Are Software Developers Really Thinking Through Embedded Multi-core Devices?

By David Sims, TMCnet Contributing Editor


Perceptive industry observer Loring Wirbel recently commented on how cheap embedded multi-core devices are, and as a result are being used more in such industries as medical, military, automotive and others.


But are developers thinking hard enough about what they’re doing? Just because you can do something doesn’t mean it’s the right thing to do, after all, right?

As Wirbel notes, “embedded applications have space, power, and cost constraints that place two distinct types of restrictions on multicore architectures.” The upshot is they may not give the designer the ultimate bang for the buck, when “a mix of control-plane, datapath, and offline processors that play different roles inside one chip” might work better.

Software developers, he said, need to examine how to partition required tasks across multiple processors in a chip: “When a single chip is parceled into asymmetric modules, software also must manage such tasks as on-chip communication control, in-stream packet processing, inline and offline encryption, and look-aside specialized tasks such as TCP offloads.”

And in the client-server world, as he says, “Software developers could look to the SIMD (single-instruction/multiple-date) and MIMD (multiple-instruction/multiple-date) programming models developed in the high-performance computing world as a guide to planning server performance with multi-core chips.”

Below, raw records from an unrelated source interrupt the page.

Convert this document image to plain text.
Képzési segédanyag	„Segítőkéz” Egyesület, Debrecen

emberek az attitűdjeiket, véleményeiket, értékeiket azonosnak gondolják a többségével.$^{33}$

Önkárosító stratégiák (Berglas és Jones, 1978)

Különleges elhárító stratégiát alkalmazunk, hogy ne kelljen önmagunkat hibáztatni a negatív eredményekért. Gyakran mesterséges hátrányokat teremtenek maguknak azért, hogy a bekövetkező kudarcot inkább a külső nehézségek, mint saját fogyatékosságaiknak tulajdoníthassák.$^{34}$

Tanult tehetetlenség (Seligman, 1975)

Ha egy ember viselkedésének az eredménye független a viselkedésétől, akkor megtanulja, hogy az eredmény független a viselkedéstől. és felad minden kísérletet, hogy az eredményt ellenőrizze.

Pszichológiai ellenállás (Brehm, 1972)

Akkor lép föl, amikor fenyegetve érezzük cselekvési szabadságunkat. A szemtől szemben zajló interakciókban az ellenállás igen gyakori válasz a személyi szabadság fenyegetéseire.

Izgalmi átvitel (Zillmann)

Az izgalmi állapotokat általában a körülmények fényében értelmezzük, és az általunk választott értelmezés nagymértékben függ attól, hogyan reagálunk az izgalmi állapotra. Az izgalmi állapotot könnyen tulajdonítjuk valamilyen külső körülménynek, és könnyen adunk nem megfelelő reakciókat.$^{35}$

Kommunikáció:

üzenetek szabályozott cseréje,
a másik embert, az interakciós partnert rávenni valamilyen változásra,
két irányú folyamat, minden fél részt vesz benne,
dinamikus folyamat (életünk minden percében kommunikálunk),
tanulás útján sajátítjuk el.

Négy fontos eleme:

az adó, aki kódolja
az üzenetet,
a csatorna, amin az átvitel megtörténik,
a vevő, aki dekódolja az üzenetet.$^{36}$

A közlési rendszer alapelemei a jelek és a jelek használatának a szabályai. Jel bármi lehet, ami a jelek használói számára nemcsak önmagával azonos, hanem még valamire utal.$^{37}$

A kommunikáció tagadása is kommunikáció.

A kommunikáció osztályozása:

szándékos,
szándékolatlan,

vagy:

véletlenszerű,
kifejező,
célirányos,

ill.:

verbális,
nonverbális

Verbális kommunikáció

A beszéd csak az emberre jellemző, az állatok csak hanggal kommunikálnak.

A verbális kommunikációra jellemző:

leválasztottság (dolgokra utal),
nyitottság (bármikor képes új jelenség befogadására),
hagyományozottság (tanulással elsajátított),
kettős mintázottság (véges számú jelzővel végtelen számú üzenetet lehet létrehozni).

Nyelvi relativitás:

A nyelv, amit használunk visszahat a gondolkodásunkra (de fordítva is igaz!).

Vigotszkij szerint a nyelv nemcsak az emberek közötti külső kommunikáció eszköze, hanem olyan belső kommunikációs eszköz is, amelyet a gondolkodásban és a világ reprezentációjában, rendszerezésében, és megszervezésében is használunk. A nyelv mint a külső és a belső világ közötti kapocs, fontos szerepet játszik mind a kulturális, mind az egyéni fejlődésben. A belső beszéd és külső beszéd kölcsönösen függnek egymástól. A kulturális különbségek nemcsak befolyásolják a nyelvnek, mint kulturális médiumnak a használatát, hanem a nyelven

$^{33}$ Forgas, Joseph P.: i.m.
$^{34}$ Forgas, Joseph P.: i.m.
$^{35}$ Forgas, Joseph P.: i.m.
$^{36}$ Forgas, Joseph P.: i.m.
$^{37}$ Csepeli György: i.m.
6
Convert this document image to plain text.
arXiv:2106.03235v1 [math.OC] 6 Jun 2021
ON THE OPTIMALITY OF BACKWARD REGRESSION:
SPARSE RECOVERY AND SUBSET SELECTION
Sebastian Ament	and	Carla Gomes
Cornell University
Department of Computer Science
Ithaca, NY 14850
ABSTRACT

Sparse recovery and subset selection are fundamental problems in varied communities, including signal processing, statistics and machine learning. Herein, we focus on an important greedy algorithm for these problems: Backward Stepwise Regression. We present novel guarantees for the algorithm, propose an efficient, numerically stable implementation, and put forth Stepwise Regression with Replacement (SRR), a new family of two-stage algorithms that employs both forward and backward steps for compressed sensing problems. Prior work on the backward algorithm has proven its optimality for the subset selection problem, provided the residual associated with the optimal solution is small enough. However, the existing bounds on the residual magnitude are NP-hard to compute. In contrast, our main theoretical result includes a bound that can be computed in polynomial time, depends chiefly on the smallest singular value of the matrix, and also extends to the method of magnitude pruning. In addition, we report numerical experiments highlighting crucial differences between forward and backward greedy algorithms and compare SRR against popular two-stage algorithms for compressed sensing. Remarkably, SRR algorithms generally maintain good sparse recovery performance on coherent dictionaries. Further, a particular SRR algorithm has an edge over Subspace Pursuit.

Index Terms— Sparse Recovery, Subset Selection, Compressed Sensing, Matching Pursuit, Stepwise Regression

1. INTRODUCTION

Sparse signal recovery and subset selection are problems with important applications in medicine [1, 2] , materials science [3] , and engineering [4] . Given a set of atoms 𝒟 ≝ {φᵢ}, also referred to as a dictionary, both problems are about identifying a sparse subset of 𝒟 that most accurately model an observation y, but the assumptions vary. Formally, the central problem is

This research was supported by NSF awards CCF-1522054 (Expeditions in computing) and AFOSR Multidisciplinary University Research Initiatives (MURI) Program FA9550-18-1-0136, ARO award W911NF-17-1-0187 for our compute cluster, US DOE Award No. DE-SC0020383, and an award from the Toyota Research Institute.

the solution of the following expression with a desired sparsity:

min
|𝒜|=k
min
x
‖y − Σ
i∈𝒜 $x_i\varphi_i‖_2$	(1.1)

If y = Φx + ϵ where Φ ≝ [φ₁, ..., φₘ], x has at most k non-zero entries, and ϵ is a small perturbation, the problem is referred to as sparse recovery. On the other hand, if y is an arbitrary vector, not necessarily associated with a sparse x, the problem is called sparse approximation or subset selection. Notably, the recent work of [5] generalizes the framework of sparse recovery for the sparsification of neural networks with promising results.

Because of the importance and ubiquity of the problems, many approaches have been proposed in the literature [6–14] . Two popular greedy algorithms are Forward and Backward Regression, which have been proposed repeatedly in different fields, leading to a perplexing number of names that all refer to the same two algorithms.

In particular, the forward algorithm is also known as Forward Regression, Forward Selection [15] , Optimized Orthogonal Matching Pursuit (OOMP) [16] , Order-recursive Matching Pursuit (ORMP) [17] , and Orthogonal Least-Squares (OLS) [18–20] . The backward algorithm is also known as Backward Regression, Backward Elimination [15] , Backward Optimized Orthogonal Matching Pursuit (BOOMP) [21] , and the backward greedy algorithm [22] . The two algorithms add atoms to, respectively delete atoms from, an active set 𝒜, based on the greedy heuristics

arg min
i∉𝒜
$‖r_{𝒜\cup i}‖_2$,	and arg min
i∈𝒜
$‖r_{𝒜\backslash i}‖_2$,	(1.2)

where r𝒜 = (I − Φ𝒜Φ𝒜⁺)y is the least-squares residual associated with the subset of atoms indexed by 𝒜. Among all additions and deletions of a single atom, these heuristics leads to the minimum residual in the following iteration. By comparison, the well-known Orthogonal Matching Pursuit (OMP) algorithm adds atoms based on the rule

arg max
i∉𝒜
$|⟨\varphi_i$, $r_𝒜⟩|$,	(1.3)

Careful partitioning of asymmetric processing, he says, “has arrived in medical, automotive, and mil-aero worlds,” in part through “single chips that could perform control, DSP, and datapath tasks.”

Not only must a multi-core chip for embedded tasks “take full advantage of 45nm and 28nm silicon processes,” as he says, “but the chip vendors must pull together complex software suites. In many cases, chip vendors acquired Linux or real-time OS companies to bring talent in-house, such as Cavium did by acquiring Monta Vista Sofware.

The trick, he says, is to “bundle the hardware modules and software suites into a package appropriate for the lower cost of embedded systems.”

Bottom line, Wirbel thinks it’s “feasible” that multi-cores “can replace single-core chips some day, but their use in embedded apps must be carefully planned.”